Do you use it? Does it work well for you? I'm interested in learning more about your use case if you don't mind sharing.


The experience is awful if you don't want any of the Python stuff.


so you never install any language and tool other than that of js? That's not a realistic expectation in modern software development imo. Just accept it and use the best tool for the job. jupyter is for playing around anyway so the fact that you don't have to think about how it affects production makes it not as complicated as it sounds.

You don't need to use the web client, all IDEs have jupyter integration these days, Zed even has it built-in. Just one "pip install" away.

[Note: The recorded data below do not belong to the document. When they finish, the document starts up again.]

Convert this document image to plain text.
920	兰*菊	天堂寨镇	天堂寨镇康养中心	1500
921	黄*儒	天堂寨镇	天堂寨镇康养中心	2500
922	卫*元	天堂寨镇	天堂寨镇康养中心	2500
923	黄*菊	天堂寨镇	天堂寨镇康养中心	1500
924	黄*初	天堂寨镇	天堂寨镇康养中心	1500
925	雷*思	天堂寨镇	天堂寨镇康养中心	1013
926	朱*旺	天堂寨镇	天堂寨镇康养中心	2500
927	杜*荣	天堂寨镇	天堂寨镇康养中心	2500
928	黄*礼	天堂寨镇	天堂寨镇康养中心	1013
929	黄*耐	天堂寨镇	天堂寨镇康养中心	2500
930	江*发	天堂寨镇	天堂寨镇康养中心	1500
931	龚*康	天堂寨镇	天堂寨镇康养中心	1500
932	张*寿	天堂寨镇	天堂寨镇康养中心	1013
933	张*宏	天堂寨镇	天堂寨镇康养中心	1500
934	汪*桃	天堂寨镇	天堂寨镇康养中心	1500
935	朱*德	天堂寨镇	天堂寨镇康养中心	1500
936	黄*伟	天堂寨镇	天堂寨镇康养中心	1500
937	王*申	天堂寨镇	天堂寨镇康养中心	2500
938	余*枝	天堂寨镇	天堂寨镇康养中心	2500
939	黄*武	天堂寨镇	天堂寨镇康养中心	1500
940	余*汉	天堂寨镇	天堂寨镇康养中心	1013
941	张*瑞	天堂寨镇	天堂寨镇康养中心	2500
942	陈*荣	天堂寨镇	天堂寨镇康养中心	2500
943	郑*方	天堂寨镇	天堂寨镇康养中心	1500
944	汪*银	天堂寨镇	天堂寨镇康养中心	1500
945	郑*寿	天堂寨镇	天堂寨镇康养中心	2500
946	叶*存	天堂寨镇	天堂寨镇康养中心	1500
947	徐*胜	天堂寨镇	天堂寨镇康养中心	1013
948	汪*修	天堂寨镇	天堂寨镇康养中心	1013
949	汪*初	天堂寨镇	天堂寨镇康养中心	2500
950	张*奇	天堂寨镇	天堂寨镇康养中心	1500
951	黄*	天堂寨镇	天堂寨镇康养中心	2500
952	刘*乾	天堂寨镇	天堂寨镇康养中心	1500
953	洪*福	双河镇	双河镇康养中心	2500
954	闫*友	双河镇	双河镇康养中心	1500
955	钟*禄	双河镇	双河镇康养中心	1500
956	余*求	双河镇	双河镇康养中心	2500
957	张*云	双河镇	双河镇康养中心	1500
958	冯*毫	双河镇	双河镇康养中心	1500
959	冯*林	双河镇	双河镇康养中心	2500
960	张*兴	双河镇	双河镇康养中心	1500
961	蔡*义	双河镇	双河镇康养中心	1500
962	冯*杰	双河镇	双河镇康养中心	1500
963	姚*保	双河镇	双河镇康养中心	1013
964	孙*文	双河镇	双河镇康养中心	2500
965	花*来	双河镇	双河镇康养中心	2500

So? Jupyter is deeply embedded in the Python ecosystem which is a repressive hierarchy run by representatives of some companies as well as some rich people in the scientific ecosystem.

People who want to move away from that welcome any alternatives, be it Mathematica or true open source replacements in TypeScript. Please port numpy to TypeScript, too!


I hate to be negative, but I'm not entirely sure why this is advantageous over just dumping a bunch of HTML files into a folder. Why can't the code live in <script type="module">'s with `display: block` tagged, using esm.sh for libraries? Why do we have to use Markdown that has to get transpiled over a format that can be natively consumed by the browser?


Presumably this runs in node, rather than the browser, which might have implications for your dependencies (I know esm.sh shims node core dependencies and does fancy transpilation stuff, but why deal with that if you can just run direct on node).


For a start, it supports TypeScript. And it can install npm packages. And you get all the node.js APIs: for example, you can read/write files on the local hard drive.